For a black father and son in modern-day America to talk honestly about racism demands, more than anything else, vulnerability. And vulnerability was not something that came easy to us. Occasionally, he would be explicit. Both of my parents were clear that they wanted me to go to school with only black children. They feared for me, my life, and my opportunities in predominantly white schools. They thought I would have more and better opportunities if I was around my own. In the bubble of southwest Atlanta in the 1980s and 1990s, they felt I was protected from racial violence. For my parents, racism was not only something to navigate; it was something to survive.

“Looking back, I realize this was his way of teaching me about racism without saying so . . . It was only after he passed away that much of this occurred to me.”

I once asked my father if he ever marched with King. My mother cut in: “Your father was too busy working.” This class analysis of the civil rights movement didn’t dawn on me until much later.

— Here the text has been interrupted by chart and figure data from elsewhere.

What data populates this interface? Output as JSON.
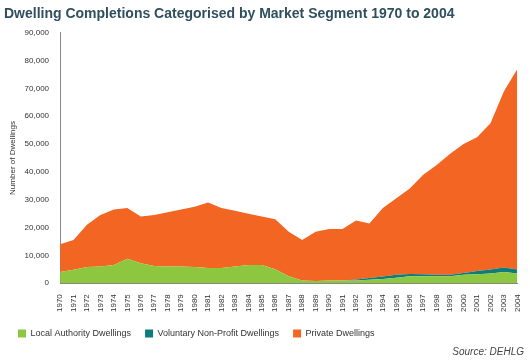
{
  "chart_data": {
    "type": "area",
    "title": "Dwelling Completions Categorised by Market Segment 1970 to 2004",
    "y_label": "Number of Dwellings",
    "annotations": [
      "Source: DEHLG"
    ],
    "categories": [
      "1970",
      "1971",
      "1972",
      "1973",
      "1974",
      "1975",
      "1976",
      "1977",
      "1978",
      "1979",
      "1980",
      "1981",
      "1982",
      "1983",
      "1984",
      "1985",
      "1986",
      "1987",
      "1988",
      "1989",
      "1990",
      "1991",
      "1992",
      "1993",
      "1994",
      "1995",
      "1996",
      "1997",
      "1998",
      "1999",
      "2000",
      "2001",
      "2002",
      "2003",
      "2004"
    ],
    "series": [
      {
        "name": "Local Authority Dwellings",
        "color": "#8dc63f",
        "values": [
          4000,
          4800,
          5800,
          6000,
          6500,
          8800,
          7200,
          6200,
          6000,
          6000,
          5800,
          5500,
          5500,
          6000,
          6500,
          6500,
          5000,
          2500,
          1000,
          800,
          1000,
          1000,
          1000,
          1200,
          1500,
          2000,
          2500,
          2500,
          2500,
          2500,
          3000,
          3200,
          3500,
          4000,
          3500
        ]
      },
      {
        "name": "Voluntary Non-Profit Dwellings",
        "color": "#0e7c7b",
        "values": [
          0,
          0,
          0,
          0,
          0,
          0,
          0,
          0,
          0,
          0,
          0,
          0,
          0,
          0,
          0,
          0,
          0,
          0,
          0,
          0,
          0,
          0,
          300,
          700,
          900,
          1000,
          800,
          700,
          500,
          500,
          700,
          1200,
          1400,
          1600,
          1400
        ]
      },
      {
        "name": "Private Dwellings",
        "color": "#f26522",
        "values": [
          10000,
          10700,
          15200,
          18500,
          20000,
          18200,
          16800,
          18300,
          19500,
          20500,
          21700,
          23500,
          21500,
          20000,
          18500,
          17500,
          18000,
          16000,
          14500,
          17700,
          18500,
          18500,
          21200,
          19600,
          24600,
          27500,
          30700,
          35800,
          39500,
          43500,
          46300,
          48100,
          52600,
          63400,
          72100
        ]
      }
    ],
    "stacked": true,
    "ylim": [
      0,
      90000
    ],
    "yticks": [
      0,
      {
        "value": 10000,
        "label": "10,000"
      },
      {
        "value": 20000,
        "label": "20,000"
      },
      {
        "value": 30000,
        "label": "30,000"
      },
      {
        "value": 40000,
        "label": "40,000"
      },
      {
        "value": 50000,
        "label": "50,000"
      },
      {
        "value": 60000,
        "label": "60,000"
      },
      {
        "value": 70000,
        "label": "70,000"
      },
      {
        "value": 80000,
        "label": "80,000"
      },
      {
        "value": 90000,
        "label": "90,000"
      }
    ],
    "grid": false,
    "legend": "bottom"
  }
}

We had a few brief conversations about President Obama. I remember him being intrigued if not excited. I don’t think I then appreciated fully what a figure like President Obama meant for my father who grew up in the segregated South. Those were just not our conversations, I suppose.

The strangest thing happened as I got older. Once my father figured out I was going to be okay, after I finished college, secured a job, got an apartment, and achieved the other milestones of adulthood, he seemed to relax. He never really understood my work, my commitment to activism and the nonprofit world, and I don’t believe I ever explained it sufficiently. But during one of the last conversations we had, before he died, he said to me, “I’m proud of you.”

Charles Stephens is a writer and activist. His writings have appeared in the Advocate, the Atlanta Journal-Constitution, Georgia Voice, and Creative Loafing.